Wednesday, August 22, 2007

Asset Allocation - August 2007

It has been about two months since I last wrote about our asset allocation, so I figure it's time for another update. As you can imagine the past two months have not been too kind to our portfolio. During this period, we have seen our investment portfolio decline by over 6%, this compared to a decline of 3.4% in the Dow, 4.9% in the S&P and 2.6% in the NASDAQ over the same period (June 22 - Aug 21).

Contributing to the sharp decline of our portfolio were our international and real-estate holdings. Vanguard's Total International Index has declined over 11% from its peak earlier this year, while Vanguard's Total REIT Index has declined over 20% from its peak, putting them firmly in correction territory and bear territory, respectively.

Here is our asset allocation as of August 21: Photo Sharing and Video Hosting at Photobucket

The past couple of months have not been a fun time to be in the stock market, but they have also not been that terrible for long term investors such as myself. Generally speaking, I am happy with our current portfolio strategy and feel that it is working well. For example, during the rough periods, our small bond position has been able to slightly dampen the volatility of our portfolio, as it was intended to do. In addition, while it is true that our real estate and international investments have taken a big hit recently, these sectors have also dramatically outperformed the U.S. stock market in recent years, so we have nothing to complain about. Essentially, our diversification strategy is performing as expected.

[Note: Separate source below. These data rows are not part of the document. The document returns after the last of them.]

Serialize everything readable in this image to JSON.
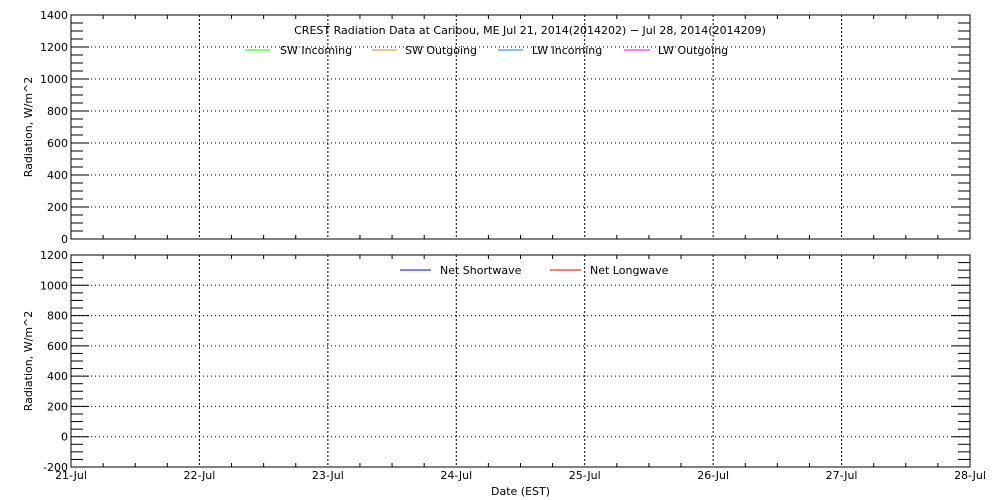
{
  "chart_data": [
    {
      "type": "line",
      "title": "CREST Radiation Data at Caribou, ME   Jul 21, 2014(2014202) − Jul 28, 2014(2014209)",
      "xlabel": "",
      "ylabel": "Radiation, W/m^2",
      "ylim": [
        0,
        1400
      ],
      "yticks": [
        0,
        200,
        400,
        600,
        800,
        1000,
        1200,
        1400
      ],
      "xlim": [
        "2014-07-21",
        "2014-07-28"
      ],
      "grid": true,
      "legend_placement": "top",
      "series": [
        {
          "name": "SW Incoming",
          "color": "#00ff00",
          "values": []
        },
        {
          "name": "SW Outgoing",
          "color": "#ff8000",
          "values": []
        },
        {
          "name": "LW Incoming",
          "color": "#0080ff",
          "values": []
        },
        {
          "name": "LW Outgoing",
          "color": "#ff00ff",
          "values": []
        }
      ]
    },
    {
      "type": "line",
      "xlabel": "Date (EST)",
      "ylabel": "Radiation, W/m^2",
      "ylim": [
        -200,
        1200
      ],
      "yticks": [
        -200,
        0,
        200,
        400,
        600,
        800,
        1000,
        1200
      ],
      "xlim": [
        "2014-07-21",
        "2014-07-28"
      ],
      "xticks": [
        "21-Jul",
        "22-Jul",
        "23-Jul",
        "24-Jul",
        "25-Jul",
        "26-Jul",
        "27-Jul",
        "28-Jul"
      ],
      "grid": true,
      "legend_placement": "top",
      "series": [
        {
          "name": "Net Shortwave",
          "color": "#0000ff",
          "values": []
        },
        {
          "name": "Net Longwave",
          "color": "#ff0000",
          "values": []
        }
      ]
    }
  ]
}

We will wait a little bit longer before jumping into the market with more money. When we do, we will increase our positions in both the real estate and the international asset classes to bring them more in-line with our long term asset allocation plan. As I previously mentioned, I try to re-balance our asset allocation by buying more of asset classes that have been under-performing, rather than by selling asset classes that have seen larger returns. This allows me to maintain the needed allocation, without triggering any tax consequences. You can read more about this strategy in one of my previous posts.


Armchair Fiduciary said...

Why do you have such a small allocation to international equities? Kudos for having any exposure at all (most people don't) but why not make it bigger?

Shadox said...

That is actually a very good question. Here is my answer: the first rule of investing is to know yourself - this is the level of exposure with which I am comfortable. One of the main risk factors of international investing is foreign currency exchange rate fluctuations. This is one risk that you are not exposed to with U.S. equities. Since my obligations are denominated in USD, I think it prudent to have move of my assets tied to that currency.

Having said this, I have thought about potentially increasing the total international exposure to of our portfolio to 30% over the long term. If I decide to follow through on this, I will do so by slowly increasing our position over a period of years.